Leonardo Sciascia legge il vangelo di S. Giovanni

"Nel Vangelo di Giovanni, quando Gesù disse di essere venuto al mondo per rendere testimonianza alla verità, Pilato domanda: 'Che cosa è la verità?' 
E' l'eterna domanda che può trovare risposta soltanto nella verità, non in una spiegazione o definizione della verità. La verità è. 'Io sono colui che sono'. E così la verità è colei che è. Il potere ne vuole spiegazione allo stesso modo che della menzogna in cui si inscrive può darne. Pilato domanda. Gesù non risponde. [...] Giovanni, il più letterato degli evangelisti, forse sapeva che quel particolare [lo spostarsi di Pilato dal pretorio alla corte detta 'il lastricato'] sarebbe valso a dar verità a tutto l'insieme.
E in conclusione: alla domanda di Pilato - "Che cosa è la verità?" - si sarebbe tentati di rispondere che è la letteratura."

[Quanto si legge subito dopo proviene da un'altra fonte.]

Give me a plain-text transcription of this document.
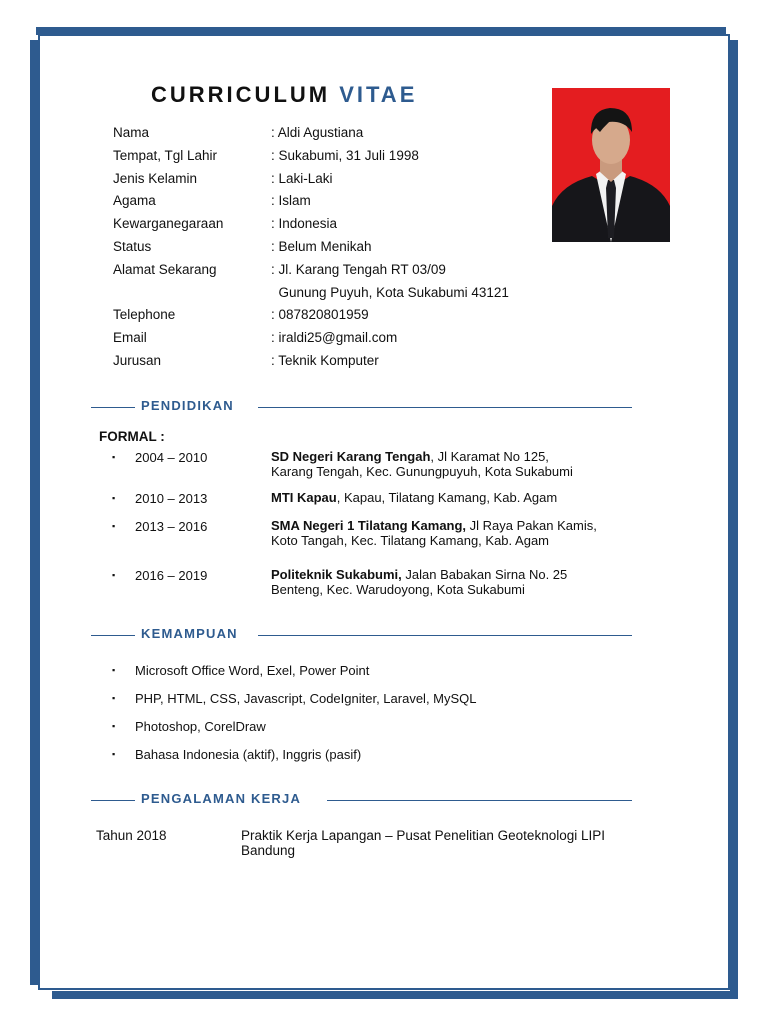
CURRICULUM VITAE
Nama	: Aldi Agustiana
Tempat, Tgl Lahir	: Sukabumi, 31 Juli 1998
Jenis Kelamin	: Laki-Laki
Agama	: Islam
Kewarganegaraan	: Indonesia
Status	: Belum Menikah
Alamat Sekarang	: Jl. Karang Tengah RT 03/09
Gunung Puyuh, Kota Sukabumi 43121
Telephone	: 087820801959
Email	: iraldi25@gmail.com
Jurusan	: Teknik Komputer
PENDIDIKAN
FORMAL :
▪ 2004 – 2010	SD Negeri Karang Tengah, Jl Karamat No 125,
Karang Tengah, Kec. Gunungpuyuh, Kota Sukabumi
▪ 2010 – 2013	MTI Kapau, Kapau, Tilatang Kamang, Kab. Agam

▪ 2013 – 2016	SMA Negeri 1 Tilatang Kamang, Jl Raya Pakan Kamis,
Koto Tangah, Kec. Tilatang Kamang, Kab. Agam
▪ 2016 – 2019	Politeknik Sukabumi, Jalan Babakan Sirna No. 25
Benteng, Kec. Warudoyong, Kota Sukabumi
KEMAMPUAN
▪ Microsoft Office Word, Exel, Power Point
▪ PHP, HTML, CSS, Javascript, CodeIgniter, Laravel, MySQL
▪ Photoshop, CorelDraw
▪ Bahasa Indonesia (aktif), Inggris (pasif)
PENGALAMAN KERJA
Tahun 2018	Praktik Kerja Lapangan – Pusat Penelitian Geoteknologi LIPI Bandung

Apprendo, accetto, condivido la lezione sciasciana: la verità evangelica è la LETTERATURA. Vallo a far capire a preti, monache, credenti ed orsoline che la verità del Cristo - quel Cristo che aveva sancito IO SONO LA VERITA - è letteratura.
Sciascia, nelle vesti di "esegeta e critico" evangelico, annota morde ma pudicamente more solito si ritrae: per assolverlo, diciamo che aborre il dogma.
Solo che inopinatamente al dogma ricorre: il potere quale menzogna in cui si inscrive; il suo grande evangelo: potere uguale menzogna.
Menzogna, dunque, Sciascia maestro di buona politica, civile profeta, il cittadino impegnato. Da ultimo, nel piccolo, l'eterno galantuomo del Circolo Unione. Una giovanile proficua letterariamente frequentazione, ebbe a disertare il salone delle inutili ciarle serotine: parola di chi lesse e trascrisse uno per uno tutti i verbali del sodalizio di via Rapisardi che fu anche il mio. Ora transfughi ed estranei novelli dirigenti ne gestiscono questa piccola MENZOGNA SCIASCIANA.

Post scriptum: mi contraddico, Invero appare un verbale in cui si condona la morosità dei tempi di Sciascia morente.